Well, the most powerful Masonic Lodge, The Scottish Rite, is still based in Charleston and Pike was one of its most influencial leaders. He divulged the Illuminati plan for all three world wars in the 1860s in a manuscript. His accuracy is most unnerving. A little Dan Brown with a splash of erotica and zombies in New Orleans for fun.

Oh it sounds so exciting! I do want to read your books, as soon as I've read that Japanese MM in which one of them is forced to train as a geisha, and Tio's Library story, written my latest chapter and brought the laundry in and fed my child with the other hand ....

I really wanted to do 'pukka' but Og got there first :(. I saw you were asking, Allard, if one could say a 'posh pukka suite' on a liner. I should say not. I never heard pukka used with other adjectives. It means sort of 'proper'. I think HP mentioned the phrase 'pukka sahib', which was adopted into Anglo-Indian speak and meant the real deal, someone John Buchan would describe as a 'white man'. In my time in the Hindu Khush (snigger) we would use it to mean something good and proper.

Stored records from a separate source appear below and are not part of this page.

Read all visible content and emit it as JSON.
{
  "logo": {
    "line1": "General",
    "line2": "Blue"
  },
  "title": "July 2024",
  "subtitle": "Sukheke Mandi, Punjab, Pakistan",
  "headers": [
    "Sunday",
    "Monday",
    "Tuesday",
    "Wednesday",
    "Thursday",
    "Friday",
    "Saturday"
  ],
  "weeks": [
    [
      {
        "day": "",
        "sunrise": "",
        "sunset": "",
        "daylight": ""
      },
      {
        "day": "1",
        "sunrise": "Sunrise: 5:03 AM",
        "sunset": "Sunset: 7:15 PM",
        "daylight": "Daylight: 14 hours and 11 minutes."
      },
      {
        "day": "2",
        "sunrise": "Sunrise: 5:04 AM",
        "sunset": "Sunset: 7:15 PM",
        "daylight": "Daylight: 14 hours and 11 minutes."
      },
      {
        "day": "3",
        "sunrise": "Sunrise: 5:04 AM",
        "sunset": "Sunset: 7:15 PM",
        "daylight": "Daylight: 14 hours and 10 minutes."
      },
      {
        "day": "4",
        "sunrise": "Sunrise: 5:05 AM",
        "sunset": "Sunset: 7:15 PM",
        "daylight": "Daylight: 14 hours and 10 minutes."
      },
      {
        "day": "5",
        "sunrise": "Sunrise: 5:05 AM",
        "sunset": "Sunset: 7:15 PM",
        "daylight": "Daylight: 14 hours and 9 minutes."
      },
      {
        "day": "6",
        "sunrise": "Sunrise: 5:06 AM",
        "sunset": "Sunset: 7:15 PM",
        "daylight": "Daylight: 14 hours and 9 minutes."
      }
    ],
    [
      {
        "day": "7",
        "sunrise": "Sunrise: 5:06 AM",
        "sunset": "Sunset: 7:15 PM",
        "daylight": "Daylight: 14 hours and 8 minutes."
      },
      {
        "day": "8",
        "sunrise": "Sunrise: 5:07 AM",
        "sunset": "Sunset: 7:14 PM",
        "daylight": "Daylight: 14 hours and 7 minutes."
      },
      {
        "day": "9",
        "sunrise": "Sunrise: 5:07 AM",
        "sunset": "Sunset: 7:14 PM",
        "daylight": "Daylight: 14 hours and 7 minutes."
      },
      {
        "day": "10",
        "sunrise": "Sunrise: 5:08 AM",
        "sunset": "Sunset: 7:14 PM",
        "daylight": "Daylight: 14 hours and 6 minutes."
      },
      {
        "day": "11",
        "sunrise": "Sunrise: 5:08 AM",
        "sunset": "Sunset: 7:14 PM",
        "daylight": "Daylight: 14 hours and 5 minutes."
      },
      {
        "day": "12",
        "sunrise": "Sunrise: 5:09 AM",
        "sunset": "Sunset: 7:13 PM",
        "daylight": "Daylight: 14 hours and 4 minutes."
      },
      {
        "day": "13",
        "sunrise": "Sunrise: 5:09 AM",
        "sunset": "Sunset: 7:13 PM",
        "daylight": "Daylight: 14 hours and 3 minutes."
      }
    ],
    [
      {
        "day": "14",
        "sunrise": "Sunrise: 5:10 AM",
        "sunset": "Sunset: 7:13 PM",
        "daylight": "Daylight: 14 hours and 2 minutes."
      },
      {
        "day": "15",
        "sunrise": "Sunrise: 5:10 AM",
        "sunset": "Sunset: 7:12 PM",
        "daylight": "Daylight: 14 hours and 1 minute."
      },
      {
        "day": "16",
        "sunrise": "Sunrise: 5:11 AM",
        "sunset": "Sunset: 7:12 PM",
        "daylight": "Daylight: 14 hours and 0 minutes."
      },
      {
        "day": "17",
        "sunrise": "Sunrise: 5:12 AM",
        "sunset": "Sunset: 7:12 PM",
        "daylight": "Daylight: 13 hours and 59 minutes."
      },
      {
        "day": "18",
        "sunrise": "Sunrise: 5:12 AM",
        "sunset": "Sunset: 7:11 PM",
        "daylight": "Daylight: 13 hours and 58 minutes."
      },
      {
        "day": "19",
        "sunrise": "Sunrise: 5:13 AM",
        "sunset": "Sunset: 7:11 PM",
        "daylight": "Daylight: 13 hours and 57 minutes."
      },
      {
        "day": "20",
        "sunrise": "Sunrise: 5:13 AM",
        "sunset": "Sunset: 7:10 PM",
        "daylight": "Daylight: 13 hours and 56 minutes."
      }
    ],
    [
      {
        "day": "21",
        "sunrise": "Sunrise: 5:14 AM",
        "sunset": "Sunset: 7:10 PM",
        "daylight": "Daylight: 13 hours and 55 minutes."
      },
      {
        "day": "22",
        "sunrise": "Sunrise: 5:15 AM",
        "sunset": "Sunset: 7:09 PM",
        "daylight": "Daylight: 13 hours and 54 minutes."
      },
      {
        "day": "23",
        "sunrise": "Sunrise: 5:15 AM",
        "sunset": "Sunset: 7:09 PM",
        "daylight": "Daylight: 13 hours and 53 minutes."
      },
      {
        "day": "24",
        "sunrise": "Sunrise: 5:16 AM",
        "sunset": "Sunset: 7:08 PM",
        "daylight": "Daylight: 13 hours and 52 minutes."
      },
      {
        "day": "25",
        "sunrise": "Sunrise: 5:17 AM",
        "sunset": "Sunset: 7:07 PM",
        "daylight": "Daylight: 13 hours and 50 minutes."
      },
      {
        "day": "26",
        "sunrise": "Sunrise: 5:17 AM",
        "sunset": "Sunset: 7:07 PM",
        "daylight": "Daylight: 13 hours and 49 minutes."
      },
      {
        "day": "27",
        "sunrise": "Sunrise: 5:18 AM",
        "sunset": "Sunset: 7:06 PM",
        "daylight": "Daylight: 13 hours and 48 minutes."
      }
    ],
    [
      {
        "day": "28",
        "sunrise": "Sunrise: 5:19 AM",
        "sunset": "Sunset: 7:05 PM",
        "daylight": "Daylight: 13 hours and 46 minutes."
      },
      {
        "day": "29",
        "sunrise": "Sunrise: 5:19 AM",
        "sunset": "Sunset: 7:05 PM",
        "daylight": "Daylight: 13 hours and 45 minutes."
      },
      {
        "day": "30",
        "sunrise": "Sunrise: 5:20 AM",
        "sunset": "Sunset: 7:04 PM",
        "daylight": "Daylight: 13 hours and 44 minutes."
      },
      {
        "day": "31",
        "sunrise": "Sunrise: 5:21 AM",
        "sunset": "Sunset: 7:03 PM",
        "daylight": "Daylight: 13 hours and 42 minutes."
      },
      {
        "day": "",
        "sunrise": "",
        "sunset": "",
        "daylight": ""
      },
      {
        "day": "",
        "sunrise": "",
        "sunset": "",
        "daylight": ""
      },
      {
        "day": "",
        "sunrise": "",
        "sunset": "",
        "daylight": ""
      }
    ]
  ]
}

In India they have a nice term that means a similar thing: 'top class'. You have to to say it with a bit of a lilt and while snapping your fingers. My sister-in-law (who is from Mumbai) taught me how to do it but unfortunately the first person I tried it on, the chauffeur, responded with such enthusiasm that I became wary about who to say it to.

:rose:
 
I really wanted to do 'pukka' but Og got there first :(. I saw you were asking, Allard, if one could say a 'posh pukka suite' on a liner. I should say not. I never heard pukka used with other adjectives. It means sort of 'proper'. I think HP mentioned the phrase 'pukka sahib', which was adopted into Anglo-Indian speak and meant the real deal, someone John Buchan would describe as a 'white man'. In my time in the Hindu Khush (snigger) we would use it to mean something good and proper.

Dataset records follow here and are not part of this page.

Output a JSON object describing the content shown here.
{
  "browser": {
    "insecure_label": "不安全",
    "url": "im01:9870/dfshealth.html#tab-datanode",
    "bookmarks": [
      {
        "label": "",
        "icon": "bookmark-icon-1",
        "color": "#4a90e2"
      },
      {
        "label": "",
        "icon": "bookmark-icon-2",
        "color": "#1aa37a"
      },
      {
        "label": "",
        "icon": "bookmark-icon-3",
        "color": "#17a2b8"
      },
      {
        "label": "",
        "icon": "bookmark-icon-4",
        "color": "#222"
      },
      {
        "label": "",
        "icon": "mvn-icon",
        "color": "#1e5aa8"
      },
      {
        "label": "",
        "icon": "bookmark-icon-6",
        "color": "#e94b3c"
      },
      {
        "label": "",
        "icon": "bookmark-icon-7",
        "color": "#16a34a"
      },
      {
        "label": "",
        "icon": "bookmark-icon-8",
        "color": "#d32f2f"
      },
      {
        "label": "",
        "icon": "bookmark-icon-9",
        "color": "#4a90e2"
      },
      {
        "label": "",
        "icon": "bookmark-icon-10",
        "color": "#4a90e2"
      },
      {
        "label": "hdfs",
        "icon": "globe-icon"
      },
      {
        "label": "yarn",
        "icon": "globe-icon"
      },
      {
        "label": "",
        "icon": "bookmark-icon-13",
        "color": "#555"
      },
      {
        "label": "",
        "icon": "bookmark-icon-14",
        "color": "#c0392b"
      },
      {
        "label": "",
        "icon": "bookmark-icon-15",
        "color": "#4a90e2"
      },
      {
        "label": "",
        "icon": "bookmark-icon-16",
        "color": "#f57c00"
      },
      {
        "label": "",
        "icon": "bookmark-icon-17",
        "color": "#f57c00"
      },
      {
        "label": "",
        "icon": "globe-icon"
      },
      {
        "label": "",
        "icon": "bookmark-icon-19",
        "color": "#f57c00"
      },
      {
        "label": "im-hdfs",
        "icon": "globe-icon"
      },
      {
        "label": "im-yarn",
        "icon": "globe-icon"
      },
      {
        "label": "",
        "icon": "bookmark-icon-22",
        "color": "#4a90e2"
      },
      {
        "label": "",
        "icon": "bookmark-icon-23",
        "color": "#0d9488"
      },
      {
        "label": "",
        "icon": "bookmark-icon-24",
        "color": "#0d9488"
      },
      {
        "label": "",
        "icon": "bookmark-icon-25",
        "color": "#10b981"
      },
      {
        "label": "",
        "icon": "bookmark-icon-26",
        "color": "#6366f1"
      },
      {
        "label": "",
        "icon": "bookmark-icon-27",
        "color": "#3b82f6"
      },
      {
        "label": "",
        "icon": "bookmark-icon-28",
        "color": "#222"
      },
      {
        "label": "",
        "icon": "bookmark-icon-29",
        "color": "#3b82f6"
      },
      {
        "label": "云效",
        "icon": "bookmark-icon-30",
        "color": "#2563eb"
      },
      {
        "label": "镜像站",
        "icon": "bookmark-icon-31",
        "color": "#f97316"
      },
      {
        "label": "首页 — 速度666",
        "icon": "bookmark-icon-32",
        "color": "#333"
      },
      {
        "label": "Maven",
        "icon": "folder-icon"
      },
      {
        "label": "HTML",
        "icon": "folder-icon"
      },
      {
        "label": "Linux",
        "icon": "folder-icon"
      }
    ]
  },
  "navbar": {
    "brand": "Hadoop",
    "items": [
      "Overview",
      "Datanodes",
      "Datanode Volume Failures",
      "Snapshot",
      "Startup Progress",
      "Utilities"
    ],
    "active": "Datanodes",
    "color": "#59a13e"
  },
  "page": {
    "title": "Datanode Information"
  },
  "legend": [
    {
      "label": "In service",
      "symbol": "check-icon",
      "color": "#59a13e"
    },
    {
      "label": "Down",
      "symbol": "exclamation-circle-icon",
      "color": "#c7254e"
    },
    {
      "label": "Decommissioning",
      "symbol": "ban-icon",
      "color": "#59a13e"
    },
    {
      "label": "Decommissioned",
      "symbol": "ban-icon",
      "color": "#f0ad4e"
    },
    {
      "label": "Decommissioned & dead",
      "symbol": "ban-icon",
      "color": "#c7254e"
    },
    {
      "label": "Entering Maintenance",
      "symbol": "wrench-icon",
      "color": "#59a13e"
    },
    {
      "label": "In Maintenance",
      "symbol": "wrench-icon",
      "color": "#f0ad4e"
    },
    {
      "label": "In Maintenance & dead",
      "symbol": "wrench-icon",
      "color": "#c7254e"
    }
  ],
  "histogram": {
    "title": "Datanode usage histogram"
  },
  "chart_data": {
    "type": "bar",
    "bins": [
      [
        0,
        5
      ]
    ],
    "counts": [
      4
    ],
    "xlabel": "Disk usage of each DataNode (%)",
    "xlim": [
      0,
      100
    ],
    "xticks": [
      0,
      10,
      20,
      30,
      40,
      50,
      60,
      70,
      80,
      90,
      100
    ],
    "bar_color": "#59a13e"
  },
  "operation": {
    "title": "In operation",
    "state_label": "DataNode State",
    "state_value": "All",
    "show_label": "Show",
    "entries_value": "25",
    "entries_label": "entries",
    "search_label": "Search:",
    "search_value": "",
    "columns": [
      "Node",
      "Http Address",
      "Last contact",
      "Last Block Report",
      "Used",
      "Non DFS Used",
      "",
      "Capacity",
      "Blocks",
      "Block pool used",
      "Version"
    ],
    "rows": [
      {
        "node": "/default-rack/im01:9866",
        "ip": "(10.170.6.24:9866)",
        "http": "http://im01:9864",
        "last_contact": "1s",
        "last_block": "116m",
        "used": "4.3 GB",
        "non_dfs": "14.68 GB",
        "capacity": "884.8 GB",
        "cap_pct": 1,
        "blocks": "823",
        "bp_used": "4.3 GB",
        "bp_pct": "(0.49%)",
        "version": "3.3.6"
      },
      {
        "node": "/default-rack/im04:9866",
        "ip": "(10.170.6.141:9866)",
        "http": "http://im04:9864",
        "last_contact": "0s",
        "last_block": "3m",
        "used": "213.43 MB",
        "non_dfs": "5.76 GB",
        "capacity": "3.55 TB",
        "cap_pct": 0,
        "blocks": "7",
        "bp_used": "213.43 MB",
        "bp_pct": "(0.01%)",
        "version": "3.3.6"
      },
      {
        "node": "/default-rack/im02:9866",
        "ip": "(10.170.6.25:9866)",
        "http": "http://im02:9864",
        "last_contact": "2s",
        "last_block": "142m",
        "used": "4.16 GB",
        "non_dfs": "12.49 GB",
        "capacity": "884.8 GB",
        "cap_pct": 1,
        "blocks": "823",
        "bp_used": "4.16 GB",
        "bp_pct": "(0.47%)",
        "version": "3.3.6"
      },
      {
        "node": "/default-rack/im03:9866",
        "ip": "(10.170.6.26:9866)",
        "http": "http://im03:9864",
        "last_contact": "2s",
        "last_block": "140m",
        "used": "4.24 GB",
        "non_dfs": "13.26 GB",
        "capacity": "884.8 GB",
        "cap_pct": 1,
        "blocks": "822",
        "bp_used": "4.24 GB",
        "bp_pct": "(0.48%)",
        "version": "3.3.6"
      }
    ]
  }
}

In India they have a nice term that means a similar thing: 'top class'. You have to to say it with a bit of a lilt and while snapping your fingers. My sister-in-law (who is from Mumbai) taught me how to do it but unfortunately the first person I tried it on, the chauffeur, responded with such enthusiasm that I became wary about who to say it to.

:rose:

My Aunt used the terms Pukka & Chota quite often. Frankly, I think she did it to confuse me, but It is possible to be a senior something and not be pukka.
It's something or someone who is universally accepted as the "real deal".
Chota mean small, little or lesser. A Chota sahib would be one who is lesser in rank but a decent sort. Someone like the Boss's deputy.
 
My Aunt used the terms Pukka & Chota quite often. Frankly, I think she did it to confuse me, but It is possible to be a senior something and not be pukka.
It's something or someone who is universally accepted as the "real deal".
Chota mean small, little or lesser. A Chota sahib would be one who is lesser in rank but a decent sort. Someone like the Boss's deputy.

Oh yeah. The domestic staff used to call me the 'Chota Sahib' because I was in charge of them. My Dad was the main Sahib and my mum was the Memsahib but she didn't really deal with them - that was me. Chota Memsahib is a bit fluffy so I suppose they decided on Chota Sahib!
 
I really wanted to do 'pukka' but Og got there first :(. I saw you were asking, Allard, if one could say a 'posh pukka suite' on a liner. I should say not. I never heard pukka used with other adjectives. It means sort of 'proper'. I think HP mentioned the phrase 'pukka sahib', which was adopted into Anglo-Indian speak and meant the real deal, someone John Buchan would describe as a 'white man'. In my time in the Hindu Khush (snigger) we would use it to mean something good and proper.

:rose:

Only spoken by someone who was either trying [!!] to make some sort of inferior joke, OR, someone who really did not understand.

POSH suite; superior in comfort and location. [not Port Out, Starboard Home]
Pukka; the real deal, universally accepted as such.
 
Thanks, Handley and Naoko, for the education on the usage of those words.

perfect flower - noun a monoclinous flower

Anyone know of an example of the above entry?